Возможно, способность убеждать людей, которой я обладал вплоть до сего года, была божественным жребием; возможно, те дела, которые я с трудом осуществлял, удавались мне по случайности – сегодняшнее положение дел, по-видимому, опровергает первое предположение самим своим наличием. [Так или иначе, но] сам я полагал эту способность одной из многих других дарований, которыми меня очевидно наделил Бог. [До сего дня] я жил исполненный благих надежд, и космос был подобен для меня священной ограде; я был свободным живым существом, и ничто меня не стесняло; молитвой, книгой и охотой я размерял свою жизнь, ибо для того чтобы быть здравым и душой и телом, должно приложить некий труд и молиться Богу. С такой вот легкостью проводил я свою жизнь вплоть до того дня, когда был избран священником – более всего я боялся этого! Свидетельствую перед Всевышним, чьи неизреченные таинства поднял я ради вас, что [прежде принятия сана] отложившись от человеческих форм жизни и интересов (ἀνθρωπίνων περιόδον τε καὶ σπουδῶν), я приходил к Богу один на один, приходил во многие моменты и во многих местах, я простирался ниц и на коленях молил о защите, предпочитая умереть, нежели быть священником!
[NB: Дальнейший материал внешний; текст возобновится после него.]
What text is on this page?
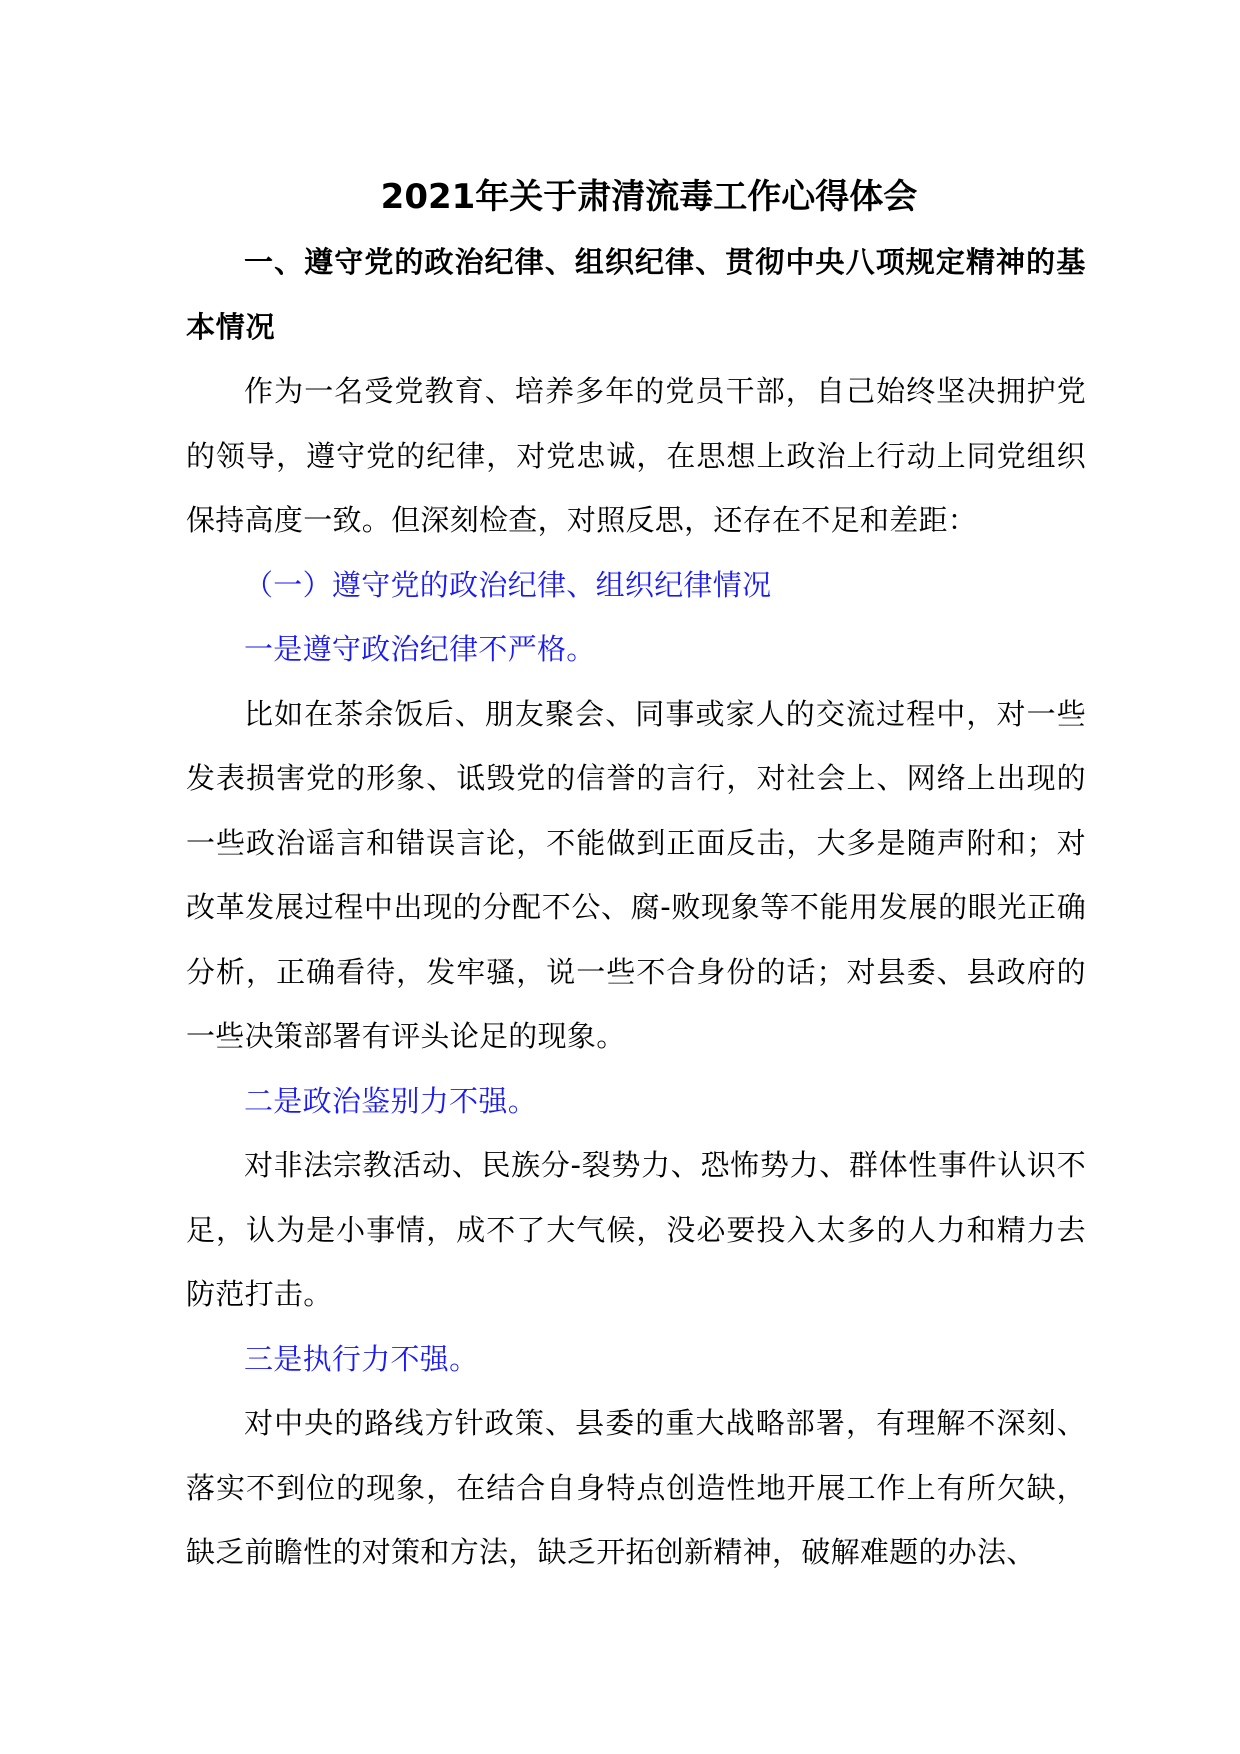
2021年关于肃清流毒工作心得体会

一、遵守党的政治纪律、组织纪律、贯彻中央八项规定精神的基本情况

作为一名受党教育、培养多年的党员干部，自己始终坚决拥护党的领导，遵守党的纪律，对党忠诚，在思想上政治上行动上同党组织保持高度一致。但深刻检查，对照反思，还存在不足和差距：

（一）遵守党的政治纪律、组织纪律情况

一是遵守政治纪律不严格。

比如在茶余饭后、朋友聚会、同事或家人的交流过程中，对一些发表损害党的形象、诋毁党的信誉的言行，对社会上、网络上出现的一些政治谣言和错误言论，不能做到正面反击，大多是随声附和；对改革发展过程中出现的分配不公、腐-败现象等不能用发展的眼光正确分析，正确看待，发牢骚，说一些不合身份的话；对县委、县政府的一些决策部署有评头论足的现象。

二是政治鉴别力不强。

对非法宗教活动、民族分-裂势力、恐怖势力、群体性事件认识不足，认为是小事情，成不了大气候，没必要投入太多的人力和精力去防范打击。

三是执行力不强。

对中央的路线方针政策、县委的重大战略部署，有理解不深刻、落实不到位的现象，在结合自身特点创造性地开展工作上有所欠缺，缺乏前瞻性的对策和方法，缺乏开拓创新精神，破解难题的办法、
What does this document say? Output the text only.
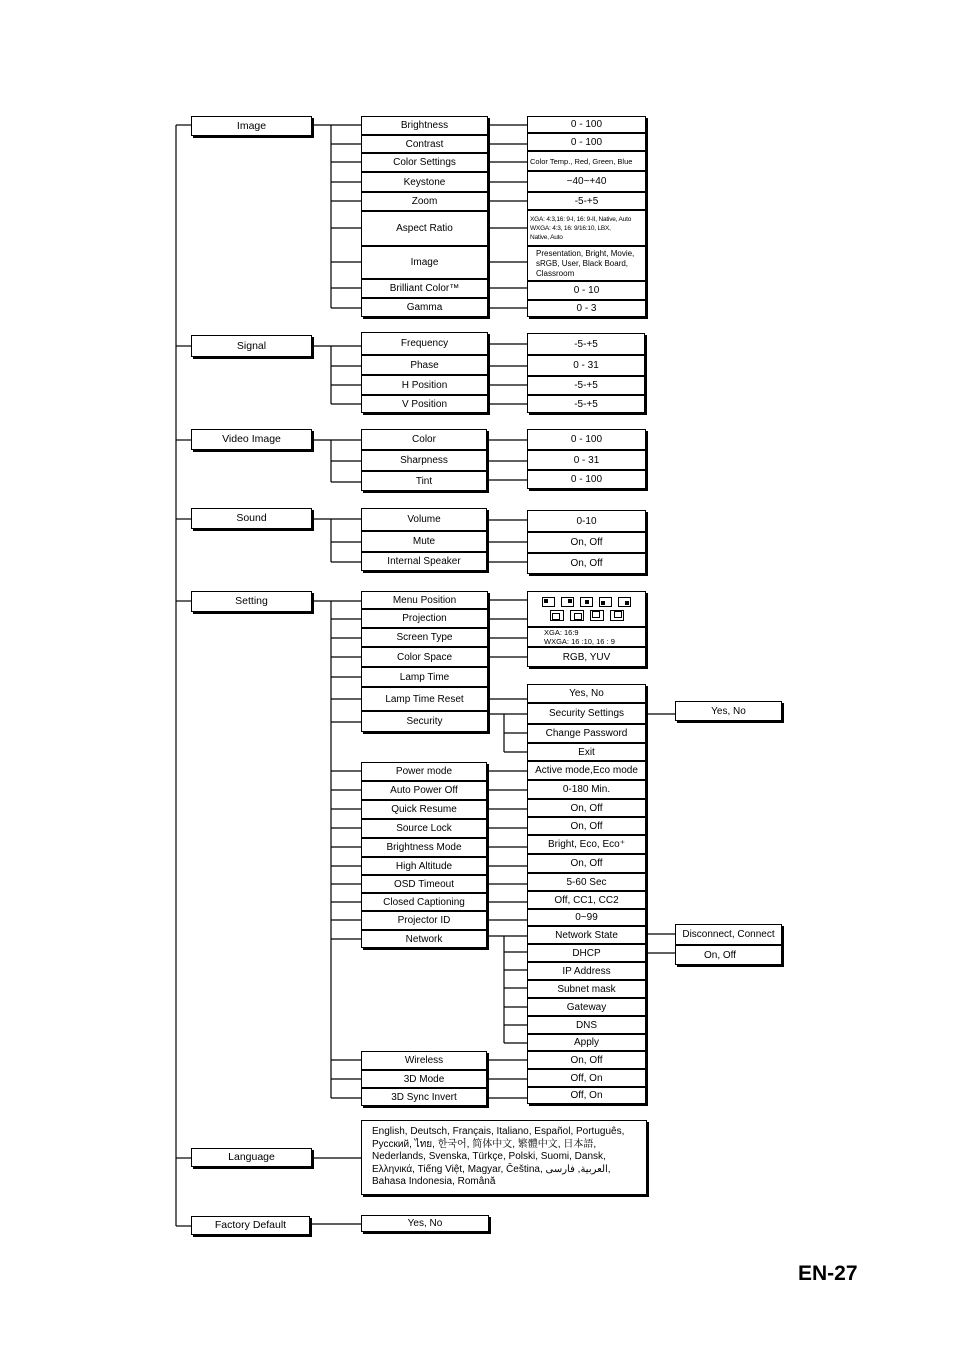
Image
Signal
Video Image
Sound
Setting
Language
Factory Default
Brightness
Contrast
Color Settings
Keystone
Zoom
Aspect Ratio
Image
Brilliant Color™
Gamma
0 - 100
0 - 100
Color Temp., Red, Green, Blue
−40~+40
-5-+5
XGA: 4:3,16: 9-I, 16: 9-II, Native, Auto
WXGA: 4:3, 16: 9/16:10, LBX,
Native, Auto
Presentation, Bright, Movie,
sRGB, User, Black Board,
Classroom
0 - 10
0 - 3
Frequency
Phase
H Position
V Position
-5-+5
0 - 31
-5-+5
-5-+5
Color
Sharpness
Tint
0 - 100
0 - 31
0 - 100
Volume
Mute
Internal Speaker
0-10
On, Off
On, Off
Menu Position
Projection
Screen Type
Color Space
Lamp Time
Lamp Time Reset
Security
XGA: 16:9
WXGA: 16 :10, 16 : 9
RGB, YUV
Yes, No
Security Settings
Change Password
Exit
Yes, No
Power mode
Auto Power Off
Quick Resume
Source Lock
Brightness Mode
High Altitude
OSD Timeout
Closed Captioning
Projector ID
Network
Active mode,Eco mode
0-180 Min.
On, Off
On, Off
Bright, Eco, Eco⁺
On, Off
5-60 Sec
Off, CC1, CC2
0~99
Network State
DHCP
IP Address
Subnet mask
Gateway
DNS
Apply
Disconnect, Connect
On, Off
Wireless
3D Mode
3D Sync Invert
On, Off
Off, On
Off, On
English, Deutsch, Français, Italiano, Español, Português,
Русский, ไทย, 한국어, 简体中文, 繁體中文, 日本語,
Nederlands, Svenska, Türkçe, Polski, Suomi, Dansk,
Ελληνικά, Tiếng Việt, Magyar, Čeština, العربية, فارسی,
Bahasa Indonesia, Română
Yes, No
EN-27
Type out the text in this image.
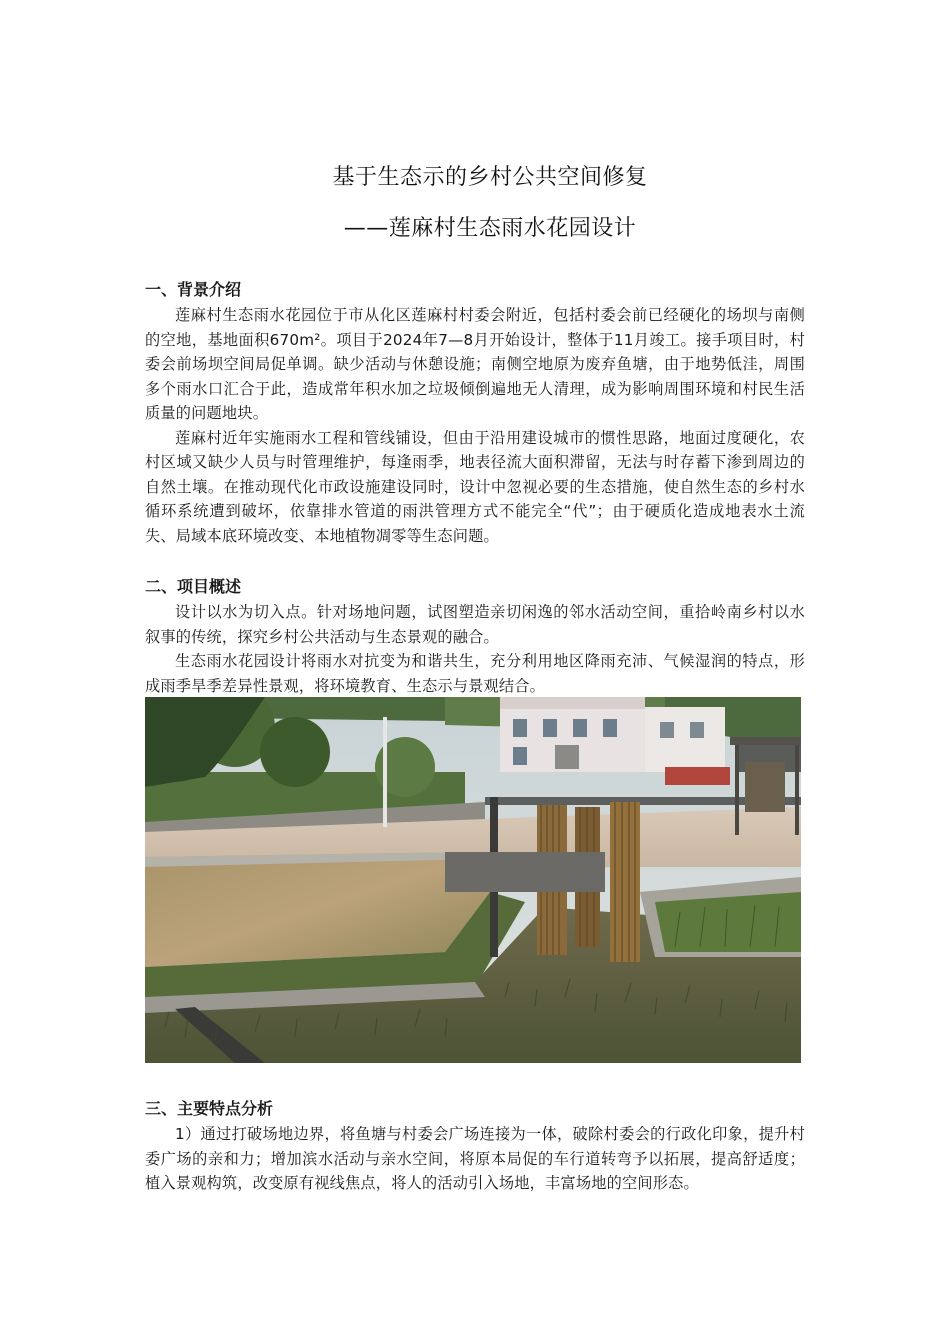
基于生态示的乡村公共空间修复
——莲麻村生态雨水花园设计
一、背景介绍
莲麻村生态雨水花园位于市从化区莲麻村村委会附近，包括村委会前已经硬化的场坝与南侧的空地，基地面积670m²。项目于2024年7—8月开始设计，整体于11月竣工。接手项目时，村委会前场坝空间局促单调。缺少活动与休憩设施；南侧空地原为废弃鱼塘，由于地势低洼，周围多个雨水口汇合于此，造成常年积水加之垃圾倾倒遍地无人清理，成为影响周围环境和村民生活质量的问题地块。
莲麻村近年实施雨水工程和管线铺设，但由于沿用建设城市的惯性思路，地面过度硬化，农村区域又缺少人员与时管理维护，每逢雨季，地表径流大面积滞留，无法与时存蓄下渗到周边的自然土壤。在推动现代化市政设施建设同时，设计中忽视必要的生态措施，使自然生态的乡村水循环系统遭到破坏，依靠排水管道的雨洪管理方式不能完全“代”；由于硬质化造成地表水土流失、局域本底环境改变、本地植物凋零等生态问题。
二、项目概述
设计以水为切入点。针对场地问题，试图塑造亲切闲逸的邻水活动空间，重拾岭南乡村以水叙事的传统，探究乡村公共活动与生态景观的融合。
生态雨水花园设计将雨水对抗变为和谐共生，充分利用地区降雨充沛、气候湿润的特点，形成雨季旱季差异性景观，将环境教育、生态示与景观结合。
三、主要特点分析
1）通过打破场地边界，将鱼塘与村委会广场连接为一体，破除村委会的行政化印象，提升村委广场的亲和力；增加滨水活动与亲水空间，将原本局促的车行道转弯予以拓展，提高舒适度；植入景观构筑，改变原有视线焦点，将人的活动引入场地，丰富场地的空间形态。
Ибо почтение и любовь к философскому досугу, в защиту которого я считал себя обязанным говорить и делать все возможное, удерживали меня от священства183. Но в то время, пока я брал верх над людьми, Бог взял верх надо мной, ибо молва утверждает, что удостоенный [священного сана никак не менее, чем] приятель Бога (γνώριμον θεοῦ) – не без огорчения принял я такие новины в своей жизни. Подумывал бежать, но надежда на благо и боязнь зла удержали меня. Я слышал, как святые старцы184 говорили, что меня пасет Бог. Один из них сказал мне буквально следующее: «Поскольку Дух Святой есть Дух Радости, то Он радует тех, кто причастен Ему». И добавил, что демоны спорили обо мне с Богом, но я их поверг в печаль, покорившись лучшей участи. Впрочем, – говорили старцы, – Бог не обойдет заботой освященного философа. Я же, поскольку не легко поддаюсь гордости, не имею о себе блестящего мнения, стал обвинять свое несчастье [т. е. то, что меня выбрали в священники], однако не мог в нем винить зависть демона, ибо не думаю, что мне может стать близким благодаря добродетели тот, кто подвигает [на злодеяния] завистников. Напротив, куда больше я боялся, как бы – будучи подлежащим наказанию – не коснуться в недостоинстве таинств Бога.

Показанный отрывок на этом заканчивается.